Apper will serve as graphical application installer, offering to install and remove applications, system extensions and add-ons (such as fonts, or codecs) and other optional software.

Web Browser

Firefox (or Rekonq) will be used as the web browser.

Terminal emulator

Konsole will be installed as a terminal emulator.

Text Editor

KWrite will be installed as a simple text editor.

File Manager

Dolphin will be installed as a file manager.

Image viewer

Gwenview will be used as the default image viewer.

Audio & music

Amarok will be used as the default music player.

Video

Dragon will be used as the default video player.

Instant messaging

KDE Telepathy (ktp) will be used as the default instant messaging application.


Developer assistant

The developer assistant will provide an easy way to set the workstation up for various software development use cases.

TODO

  • non-core, default applications ?
  • other software

Core Package list

List the core packages of the product. This list includes all packages that will be shipping on the core media. This is the mandatory minimal list of packages that needs to be installed on a system at all times for it to qualify as a Fedora workstation install. This package list will be the priority focus for QA and bug fixing.

Package list

Here is the full list of core packages:

TBD

TODO

  • Add fonts, non-core applicatoins
  • Do we need to pin down versions ?

Policies for software add-ons

General rules and policies for how extra software is installed and what requirements are put on that software.

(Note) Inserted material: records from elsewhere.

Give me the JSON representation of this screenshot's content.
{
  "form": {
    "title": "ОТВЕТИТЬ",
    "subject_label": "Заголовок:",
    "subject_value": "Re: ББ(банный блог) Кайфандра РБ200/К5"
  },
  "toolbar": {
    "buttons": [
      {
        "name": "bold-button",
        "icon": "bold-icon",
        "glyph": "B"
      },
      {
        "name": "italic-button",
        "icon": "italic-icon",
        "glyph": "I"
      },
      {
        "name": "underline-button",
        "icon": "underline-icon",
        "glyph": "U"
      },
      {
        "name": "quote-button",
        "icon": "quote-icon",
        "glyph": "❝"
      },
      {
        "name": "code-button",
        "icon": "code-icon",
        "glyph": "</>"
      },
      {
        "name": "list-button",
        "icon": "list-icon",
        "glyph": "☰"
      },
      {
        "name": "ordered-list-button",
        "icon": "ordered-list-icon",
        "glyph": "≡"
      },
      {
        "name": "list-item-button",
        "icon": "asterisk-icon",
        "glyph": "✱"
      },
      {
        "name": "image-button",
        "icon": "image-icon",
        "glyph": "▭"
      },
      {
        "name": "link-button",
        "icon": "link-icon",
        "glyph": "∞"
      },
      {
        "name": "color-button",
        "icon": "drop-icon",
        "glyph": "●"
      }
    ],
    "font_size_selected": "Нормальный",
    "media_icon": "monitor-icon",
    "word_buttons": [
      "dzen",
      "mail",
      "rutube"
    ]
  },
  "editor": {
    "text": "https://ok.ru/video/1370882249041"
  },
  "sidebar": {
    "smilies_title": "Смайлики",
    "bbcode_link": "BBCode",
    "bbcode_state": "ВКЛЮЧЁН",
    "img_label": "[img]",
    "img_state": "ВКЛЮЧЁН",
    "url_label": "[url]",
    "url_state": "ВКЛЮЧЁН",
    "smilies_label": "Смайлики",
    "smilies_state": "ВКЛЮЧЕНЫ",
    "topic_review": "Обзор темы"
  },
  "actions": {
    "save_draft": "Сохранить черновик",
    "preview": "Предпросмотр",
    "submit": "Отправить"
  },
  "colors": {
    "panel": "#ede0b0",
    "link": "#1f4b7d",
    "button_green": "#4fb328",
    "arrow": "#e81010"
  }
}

  • Optional software must not interfere with the regular functionality of mandatory components. E.g. installing optional audio software must not prevent other applications from using Phonon for media playback.
  • Optional software should integrate properly into the defined extension points of the OS:
    • Applications must provide desktop files and icons
    • Applications should provide appdata (link?) for the software installer
    • System services should provide systemd units
    • Desktop environments should provide a desktop file in /usr/share/xsessions
  • It must be possible to remove optional software from the system again

Installation methods and media

We will produce a live .iso image, targetting the size of 1.4GB; see http://en.wikipedia.org/wiki/MiniDVD

Hardware requirements

We expect to support both 32 and 64bit machines with suitable graphics and display resolutions. High-resolution displays, touchscreens and wacom tablets are interesting hardware for some workstation use cases and should be supported in the future.

Engineering Roadmap

Not sure if we want this section here or if we should just make this a pure description document and put the implementation roadmap in a separate document.